Escrito por José Antônio Franchini Ramires*

O exame obrigatório, além de avaliar melhor os futuros médicos, evitaria o uso de mecanismos para revalidar diplomas obtidos no exterior HÁ CERCA de quatro anos manifestei-me, por meio de crônica publicada neste jornal, a respeito da necessidade de se estabelecer exame de qualificação a todos os médicos ao término de seu curso de graduação. Essa proposta não possui nenhuma inovação, pois estaria se aplicando às mesmas regras ou princípios do que ocorre no exame de ordem da OAB. Um dos argumentos básicos em defesa dessa posição está no credenciamento indiscriminado e político da proliferação de escolas médicas no país, acarretando sérias deformações desses profissionais.

Alguns meses depois, o CRM (Conselho Regional de Medicina) do Estado de São Paulo estabeleceu, em caráter experimental, um exame anual para avaliar os médicos formados pelas faculdades de medicina do nosso Estado. Essa decisão, além de louvável, merece todos os elogios a uma plêiade de dirigentes com visão ampla sobre a formação e o exercício da profissão médica.

Recentemente, o CRM divulgou o resultado da última avaliação, demonstrando que 38% dos médicos foram reprovados. O mais grave é que só compareceram alunos formados em 13 das 29 faculdades do nosso Estado, e, assim mesmo, com parte desses alunos, pois de algumas compareceram só 25% dos alunos, e de outras, até cerca de 90%. Se levarmos em consideração que participaram do exame os mais interessados e/ou melhor preparados, os 38% de não-aprovados têm um valor maior ainda. O que aconteceria se todos os formados pelas 29 escolas médicas fizessem o exame? Essa resposta talvez saibamos somente no dia em que o exame for obrigatório para o exercício profissional.

Paralelamente, há um outro problema muito sério a ser discutido, a revalidação de diploma médico.

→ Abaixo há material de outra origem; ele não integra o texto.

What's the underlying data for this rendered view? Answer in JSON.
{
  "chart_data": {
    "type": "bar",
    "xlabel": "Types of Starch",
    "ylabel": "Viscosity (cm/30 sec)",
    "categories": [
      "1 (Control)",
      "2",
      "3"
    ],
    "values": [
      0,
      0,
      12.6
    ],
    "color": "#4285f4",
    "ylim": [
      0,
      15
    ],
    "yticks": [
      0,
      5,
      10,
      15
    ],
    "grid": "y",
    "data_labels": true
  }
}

Muitos jovens brasileiros não conseguem passar nos vestibulares e, por isso, procuram escolas médicas em praticamente todos os países da América do Sul e, também, em alguns da América Central e do Caribe. Hoje estima-se que existam cerca de 4.000 brasileiros estudando medicina no exterior, que, ao retornarem, se somariam aos cerca de 10 mil aqui formados. Isso desencadeia um problema grave, pois muitas dessas faculdades no exterior não possuem ensino adequado, igualando-se àquelas consideradas fracas no nosso meio. Esses jovens, para exercerem a profissão, necessitam revalidar seus diplomas. Para tanto, são submetidos a provas em algumas de nossas universidades e, quando aprovados, têm o diploma revalidado e, a partir daí, podem obter a autorização do CRM para o exercício profissional. No entanto, há poucos dias, 200 médicos estrangeiros conseguiram revalidar seus diplomas por medida judicial. Ora, isso é um precedente grave. Quem garante a qualidade desses profissionais? Eles conhecem os problemas epidemiológicos do nosso país? Estão treinados suficientemente para praticarem uma área específica da medicina? Conhecem a legislação e o código de ética médica brasileiros? Vejam quantas questões, além dessas, podem ser levantadas, e, dificilmente, uma medida judicial garantiria todas essas respostas.

Por tudo isso a obrigatoriedade do exame é tão importante, porque, além de avaliarmos melhor nossos futuros médicos, evitaríamos, também, que houvesse utilização de mecanismos legais etéreos para revalidação de diplomas de médicos estrangeiros radicados no país ou de brasileiros que cursam escolas médicas, muitas delas fraquíssimas. Dessa forma, todo médico formado no estrangeiro, para exercer a medicina em território brasileiro, precisaria estar aprovado nesse exame. Sem esse objetivo, é necessário o andamento do projeto de lei em tramitação no Senado de autoria do jovem senador e médico Tião Viana, do Acre, que, desde Galvez, revela homens de luta e visão a nosso país.

Será que os reprovados ou os que se recusarem a fazer o exame da OAB poderiam ter autorização para advogar após medida judicial?

* É doutor em cardiologia pela USP, é professor titular de cardiologia da Faculdade de Medicina da USP. Foi diretor-geral do Incor (Instituto do Coração do Hospital das Clínicas).